If guided, I'm thinking the northern Laos area - a venture into the Luang Nam Tha National Protected Area from Vieng Phouka is probably about the best there is in the northern SE Asian region. Assuming natural vegetation, some interaction with indigenous communities, and minimal western traffic.
There are also good treks from Nong Khiaw (near Luang Prabang) in nthn Laos.
For self guided, probably Taman Negara in Malaysia. There it is really 'primitive' but accessible. As an aside, I encountered some Orang Asli still living as hunter-gatherer. There are also similarly good jungle trekking opportunities in Borneo (Kalimantan).
First off let me say that you're very generous with your time and advice, Bruce. I'm sure everyone on these forums appreciate it greatly - I've browsed the last 3 days to help with my itinerary, and you provide extremely helpful and extensive replies.
Unfortunately it doesn't appear that we will have much time in Malaysia this time around, so I was hoping for 2 trekking spots within Thailand, Cambodia, Laos and Vietnam. I've heard great things about Taman Negara, and will definitely consider it if time permits. We would want a guide for peace of mind, as we've never been in these areas before.
The Luang Namtha trek looks like something right up our alley. Now that I have your recommendation for this spot, I'll do the follow-up and decide what's best for our plans. I had a hunch that Laos would be the best spot, as it seems generally less-travelled compared to the other countries. If you have any suggestions between the other 3 countries, it'd be appreciated. Just looking for feedback on personal experiences.

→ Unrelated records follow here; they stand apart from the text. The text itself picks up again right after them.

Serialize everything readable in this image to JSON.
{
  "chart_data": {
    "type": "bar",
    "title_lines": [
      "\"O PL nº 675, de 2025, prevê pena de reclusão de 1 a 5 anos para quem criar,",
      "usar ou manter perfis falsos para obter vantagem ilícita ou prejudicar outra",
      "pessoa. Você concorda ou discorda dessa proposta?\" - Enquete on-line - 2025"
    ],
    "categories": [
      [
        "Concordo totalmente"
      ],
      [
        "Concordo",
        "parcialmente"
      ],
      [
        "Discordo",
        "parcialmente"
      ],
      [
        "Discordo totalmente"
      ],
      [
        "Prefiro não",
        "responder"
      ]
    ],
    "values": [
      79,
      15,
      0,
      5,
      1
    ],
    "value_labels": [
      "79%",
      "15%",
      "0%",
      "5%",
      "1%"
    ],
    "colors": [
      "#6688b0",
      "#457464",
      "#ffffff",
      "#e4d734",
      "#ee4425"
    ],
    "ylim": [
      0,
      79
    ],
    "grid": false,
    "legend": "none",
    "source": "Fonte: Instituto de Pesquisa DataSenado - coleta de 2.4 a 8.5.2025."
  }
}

As for the scuba, I didn't realize there was an entire section devoted to the subject :x
Thanks again Bruce.
#4 cdnexplorer has been a member since 19/8/2009. Posts: 28
Bruce--I hope you're not using the term, 'local mob' as in a 'local mafia' ;~))
Otherwise the Lao are going to have to sanction a hit on you.
I've used the Nam Ha Ecotourism group and they were assisted in the set-up by a generous grant from the New Zealand government as well as a Kiwi who served locally as a consultant. The Nam Ha has won some prestigious international ecotourism awards. We did a boat-trip into the Nam Ha and that river is stunningly clean in contrast to the Namtha or many other rivers in Laos.
Canadianexp--if you're wanting to do some great diving trip in Thailand, then I'd recommend the Similans; the best diving I've done in there.
#6 seagypsy has been a member since 5/2/2009. Posts: 136
"Bruce--I hope you're not using the term, 'local mob' as in a 'local mafia' ;~))
Otherwise the Lao are going to have to sanction a hit on you..
No, definitely not 'local mafia'. I found them very friendly and helpful. I was merely attempting to contrast the Laos mob from the GreenDiscovery mob.
Anyway, regarding 'local mafia', would they be worse than what's lurking here :) :) hehehehe
Good one; there are mobs and then there are MOBS.
BTW, I'm not sure if Green Discovery is not now 100% Lao owned or if some Australians still hold interest in the company. The first time I visited Laos in 2001, The Wildside was the dominant adventure travel company and within a matter of just a couple years, everything changed and Green Discovery had taken over all of the Wildside's offices. Rumour has it, and again, I don't know the back story, that the Lao partners were able to squeeze out some foreign partners.